Opinion
No. 12642.
April 20, 1949.
Appeal from the United States District Court for the Northern District of Georgia; Robert L. Russell, Judge.
Habeas corpus proceeding by James D. Lacewell against W.H. Hiatt, Warden, United States Penitentiary, Atlanta, Ga., for release from conviction of rape in court-martial proceedings. From a judgment denying the writ, petitioner appeals.
Affirmed.
No appearance for appellant.
Col. Eugene M. Caffey, J.A.G.D., Hq. 3rd Army, and Lt. Col. H.M. Peyton, both of Fort McPherson, Ga., and J. Ellis Mundy, U.S. Atty., and Harvey H. Tisinger, Asst. U.S. Atty., both of Atlanta, Ga., for appellee.
Before HOLMES, McCORD, and WALLER, Circuit Judges.
Petitioner, a private in the United States Army, while stationed on the island of Okinawa was convicted jointly with two other soldiers by a General Court-Martial of the offense of rape upon an Okinawan woman. He was sentenced to be hanged, which sentence was later commuted by the President to twenty five years imprisonment, and thereafter again reduced to fifteen years.
In his petition for a writ of habeas corpus, petitioner contends that his court-martial convicted him of rape without any evidence in support of the crime charged, since it is without dispute that he never actually effected penetration of the female involved.
A careful examination of the record of his trial discloses that petitioner unlawfully participated in a joint venture with two other accomplices to rape the victim, and that each of his cohorts effected penetration of the victim, whereas he tried but was unable to do so. The legal question of whether in a joint venture the acts of each accomplice may be imputed to the others was fully considered by the Board of Review, Office of the Judge Advocate General, wherein it was held:
"It is shown that accused Lacewell did not effect a penetration of the body of Gusiken Tsuru, although he made an effort to do so. * * *
"The entire evidence, including the unsworn statement of accused Lacewell, discloses a joint venture by the three to indulge in sexual intercourse. At no time was there a termination of this joint venture and the acts of each are imputed to the others. * * *
"All three are equally liable as principals inasmuch as the distinction between principals and accessories has been abolished by statute. Sec. 332, Fed. Crim. Code, 18 U.S.C. § 550 [now § 2]; CM 320489, * * *"

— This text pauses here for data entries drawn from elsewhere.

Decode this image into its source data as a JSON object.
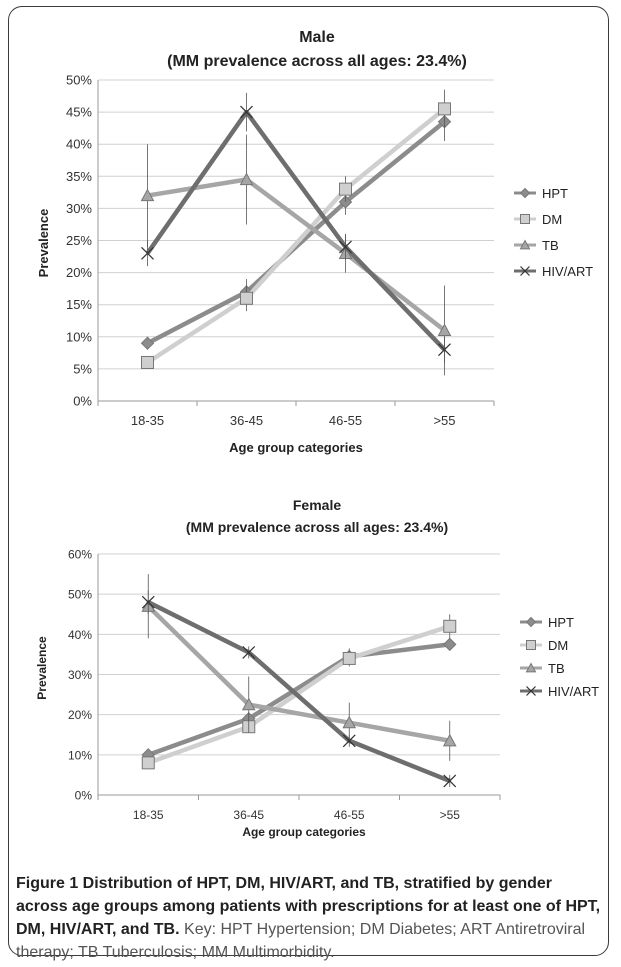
{
  "chart_data": [
    {
      "type": "line",
      "title": "Male",
      "subtitle": "(MM prevalence across all ages: 23.4%)",
      "xlabel": "Age group categories",
      "ylabel": "Prevalence",
      "categories": [
        "18-35",
        "36-45",
        "46-55",
        ">55"
      ],
      "ylim": [
        0,
        50
      ],
      "yticks": [
        "0%",
        "5%",
        "10%",
        "15%",
        "20%",
        "25%",
        "30%",
        "35%",
        "40%",
        "45%",
        "50%"
      ],
      "grid": true,
      "legend_position": "right",
      "series": [
        {
          "name": "HPT",
          "marker": "diamond",
          "color": "#8c8c8c",
          "values": [
            9,
            17,
            31,
            43.5
          ],
          "err": [
            1,
            2,
            2,
            3
          ]
        },
        {
          "name": "DM",
          "marker": "square",
          "color": "#cfcfcf",
          "values": [
            6,
            16,
            33,
            45.5
          ],
          "err": [
            1,
            2,
            2,
            3
          ]
        },
        {
          "name": "TB",
          "marker": "triangle",
          "color": "#a6a6a6",
          "values": [
            32,
            34.5,
            23,
            11
          ],
          "err": [
            8,
            7,
            3,
            7
          ]
        },
        {
          "name": "HIV/ART",
          "marker": "x",
          "color": "#6e6e6e",
          "values": [
            23,
            45,
            24,
            8
          ],
          "err": [
            2,
            3,
            2,
            2
          ]
        }
      ]
    },
    {
      "type": "line",
      "title": "Female",
      "subtitle": "(MM prevalence across all ages: 23.4%)",
      "xlabel": "Age group categories",
      "ylabel": "Prevalence",
      "categories": [
        "18-35",
        "36-45",
        "46-55",
        ">55"
      ],
      "ylim": [
        0,
        60
      ],
      "yticks": [
        "0%",
        "10%",
        "20%",
        "30%",
        "40%",
        "50%",
        "60%"
      ],
      "grid": true,
      "legend_position": "right",
      "series": [
        {
          "name": "HPT",
          "marker": "diamond",
          "color": "#8c8c8c",
          "values": [
            10,
            19,
            34.5,
            37.5
          ],
          "err": [
            1,
            1.5,
            2,
            1.5
          ]
        },
        {
          "name": "DM",
          "marker": "square",
          "color": "#cfcfcf",
          "values": [
            8,
            17,
            34,
            42
          ],
          "err": [
            1,
            1.5,
            2,
            3
          ]
        },
        {
          "name": "TB",
          "marker": "triangle",
          "color": "#a6a6a6",
          "values": [
            47,
            22.5,
            18,
            13.5
          ],
          "err": [
            8,
            7,
            5,
            5
          ]
        },
        {
          "name": "HIV/ART",
          "marker": "x",
          "color": "#6e6e6e",
          "values": [
            48,
            35.5,
            13.5,
            3.5
          ],
          "err": [
            3,
            1.5,
            1.5,
            1.5
          ]
        }
      ]
    }
  ],
  "caption": {
    "bold": "Figure 1 Distribution of HPT, DM, HIV/ART, and TB, stratified by gender across age groups among patients with prescriptions for at least one of HPT, DM, HIV/ART, and TB.",
    "key": "Key: HPT Hypertension; DM Diabetes; ART Antiretroviral therapy; TB Tuberculosis; MM Multimorbidity."
  }
}
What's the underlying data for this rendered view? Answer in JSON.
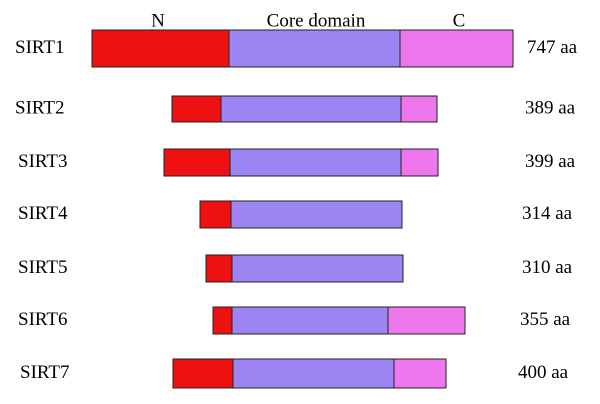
{
  "header": {
    "n_label": "N",
    "core_label": "Core domain",
    "c_label": "C"
  },
  "proteins": [
    {
      "name": "SIRT1",
      "length": "747 aa"
    },
    {
      "name": "SIRT2",
      "length": "389 aa"
    },
    {
      "name": "SIRT3",
      "length": "399 aa"
    },
    {
      "name": "SIRT4",
      "length": "314 aa"
    },
    {
      "name": "SIRT5",
      "length": "310 aa"
    },
    {
      "name": "SIRT6",
      "length": "355 aa"
    },
    {
      "name": "SIRT7",
      "length": "400 aa"
    }
  ]
}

We concur in the above finding that petitioner was clearly a principal in the commission of the offense, as the rape committed by his two accomplices while all were participating in a joint venture is legally imputable to petitioner, as his court-martial found. In any event, habeas corpus does not lie to inquire into the sufficiency of the evidence, or to determine whether there is any evidence to support the court's finding of guilt. Telfian v. Sanford, 5 Cir., 161 F.2d 556; Harlan v. McGourin, 218 U.S. 442, 31 S.Ct. 44, 54 L.Ed. 1101, 21 Ann.Cas. 849. See also, In re Gregory, 219 U.S. 210, 213, 214, 31 S.Ct. 143, 55 L.Ed. 184; McMicking v. Schields, 238 U.S. 99, 35 S.Ct. 665, 59 L.Ed. 1220; Caballero v. Hudspeth, 10 Cir., 114 F.2d 545.
Other contentions of petitioner are wholly without merit. It follows that the judgment of the district court denying the application for a writ of habeas corpus should be, and the same is hereby affirmed.